Fraud screening as a synchronous gate, not an afterthought

Unlike notifications, fraud scoring does sit on the critical path — a transfer shouldn't settle before it's screened. That's a direct, synchronous call from the transaction service, with a strict timeout and a fail-closed default:

async def screen_transfer(transfer: TransferRequest) -> FraudResult:
    try:
        async with httpx.AsyncClient(timeout=2.0) as client:
            resp = await client.post(f"{FRAUD_SERVICE_URL}/screen", json=transfer.dict())
            return FraudResult(**resp.json())
    except httpx.TimeoutException:
        return FraudResult(action="review", score=None)  # fail closed, not open

The decision to fail closed (hold for manual review) rather than fail open (let it through) is a business call, not a technical one — but it's the kind of decision that's easy to get backwards if you're only thinking about uptime. A wallet that stays "available" by skipping fraud checks under load isn't actually working correctly.
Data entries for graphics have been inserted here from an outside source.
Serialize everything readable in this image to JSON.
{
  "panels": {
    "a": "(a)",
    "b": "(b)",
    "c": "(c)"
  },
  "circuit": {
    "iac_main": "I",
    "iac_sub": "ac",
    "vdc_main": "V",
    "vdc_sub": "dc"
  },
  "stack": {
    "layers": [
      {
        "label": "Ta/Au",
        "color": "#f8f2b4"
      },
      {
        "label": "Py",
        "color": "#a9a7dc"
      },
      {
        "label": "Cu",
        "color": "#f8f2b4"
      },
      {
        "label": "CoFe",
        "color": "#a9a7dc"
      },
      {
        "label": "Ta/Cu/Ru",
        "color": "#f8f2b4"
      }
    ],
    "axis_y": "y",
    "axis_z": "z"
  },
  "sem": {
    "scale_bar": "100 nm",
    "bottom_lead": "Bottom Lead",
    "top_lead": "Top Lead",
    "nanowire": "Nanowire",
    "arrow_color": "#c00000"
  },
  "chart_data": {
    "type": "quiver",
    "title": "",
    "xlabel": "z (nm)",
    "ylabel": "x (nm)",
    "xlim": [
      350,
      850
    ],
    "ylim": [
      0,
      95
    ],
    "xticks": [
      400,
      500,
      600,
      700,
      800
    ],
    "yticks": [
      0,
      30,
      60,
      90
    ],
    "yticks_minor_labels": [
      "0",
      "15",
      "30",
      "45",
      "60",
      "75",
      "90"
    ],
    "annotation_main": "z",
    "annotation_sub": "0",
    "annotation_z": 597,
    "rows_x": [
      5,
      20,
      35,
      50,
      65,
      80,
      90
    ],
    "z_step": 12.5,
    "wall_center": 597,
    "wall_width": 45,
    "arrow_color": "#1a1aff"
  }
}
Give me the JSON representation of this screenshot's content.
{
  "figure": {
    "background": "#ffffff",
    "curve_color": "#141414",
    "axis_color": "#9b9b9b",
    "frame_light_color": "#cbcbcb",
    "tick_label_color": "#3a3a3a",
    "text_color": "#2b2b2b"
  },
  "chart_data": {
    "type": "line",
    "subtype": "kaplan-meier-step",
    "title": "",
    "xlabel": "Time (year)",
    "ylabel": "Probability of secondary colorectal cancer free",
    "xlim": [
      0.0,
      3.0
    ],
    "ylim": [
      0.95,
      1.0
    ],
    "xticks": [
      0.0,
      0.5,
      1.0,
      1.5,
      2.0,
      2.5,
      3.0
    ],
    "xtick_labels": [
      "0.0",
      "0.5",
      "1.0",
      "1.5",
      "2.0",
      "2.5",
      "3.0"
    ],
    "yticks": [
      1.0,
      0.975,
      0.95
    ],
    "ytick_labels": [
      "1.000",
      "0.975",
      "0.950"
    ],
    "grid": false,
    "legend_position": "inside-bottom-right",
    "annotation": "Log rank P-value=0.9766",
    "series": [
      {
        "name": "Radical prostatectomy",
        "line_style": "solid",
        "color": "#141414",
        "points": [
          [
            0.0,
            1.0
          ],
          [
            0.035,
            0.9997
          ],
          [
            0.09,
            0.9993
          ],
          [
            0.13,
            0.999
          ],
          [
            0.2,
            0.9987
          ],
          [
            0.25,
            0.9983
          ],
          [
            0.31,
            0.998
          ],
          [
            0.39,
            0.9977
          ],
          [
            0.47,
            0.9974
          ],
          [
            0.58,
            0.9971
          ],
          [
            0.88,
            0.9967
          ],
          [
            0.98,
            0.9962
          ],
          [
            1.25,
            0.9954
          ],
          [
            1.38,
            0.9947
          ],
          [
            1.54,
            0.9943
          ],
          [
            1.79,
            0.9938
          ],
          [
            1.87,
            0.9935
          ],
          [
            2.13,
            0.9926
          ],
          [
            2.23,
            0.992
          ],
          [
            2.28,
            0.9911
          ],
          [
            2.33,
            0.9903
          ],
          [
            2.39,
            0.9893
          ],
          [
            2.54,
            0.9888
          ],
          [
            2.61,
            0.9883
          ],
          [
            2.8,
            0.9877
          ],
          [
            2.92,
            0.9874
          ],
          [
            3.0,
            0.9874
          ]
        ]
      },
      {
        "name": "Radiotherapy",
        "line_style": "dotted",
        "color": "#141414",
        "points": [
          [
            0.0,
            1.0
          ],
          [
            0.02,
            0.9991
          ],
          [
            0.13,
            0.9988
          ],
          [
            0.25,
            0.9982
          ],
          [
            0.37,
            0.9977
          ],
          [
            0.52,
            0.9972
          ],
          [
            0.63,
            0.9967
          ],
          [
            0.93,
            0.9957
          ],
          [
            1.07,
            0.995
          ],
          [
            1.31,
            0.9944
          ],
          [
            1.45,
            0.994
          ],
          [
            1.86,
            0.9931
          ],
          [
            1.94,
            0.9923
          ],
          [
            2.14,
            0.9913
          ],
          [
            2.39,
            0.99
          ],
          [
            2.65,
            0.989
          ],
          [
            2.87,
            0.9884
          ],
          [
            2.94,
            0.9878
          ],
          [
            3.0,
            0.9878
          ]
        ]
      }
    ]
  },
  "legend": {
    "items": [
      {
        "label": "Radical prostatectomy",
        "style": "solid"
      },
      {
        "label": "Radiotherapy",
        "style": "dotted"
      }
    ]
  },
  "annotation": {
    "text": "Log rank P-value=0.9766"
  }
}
One database, until there's a reason for more

Every service in this stack shares a single Postgres instance, just with separate schemas — not one database per service. That's a deliberate compromise: true per-service databases add real operational cost (migrations, backups, cross-service joins becoming API calls) that wasn't justified at MVP scale. The services are split by responsibility and failure isolation; the data store isn't, yet. That's a boundary I'd revisit only once a specific service's read/write pattern actually needed to scale independently — not before.

The takeaway

Microservices aren't a maturity milestone — they're a tool for isolating failure and load characteristics that are genuinely different. If two pieces of a system would always scale together and fail together, keep them in one process. Split where a slow or broken dependency shouldn't be able to take down something that has no business depending on it — that's where the boundary in SecurePay actually paid for itself.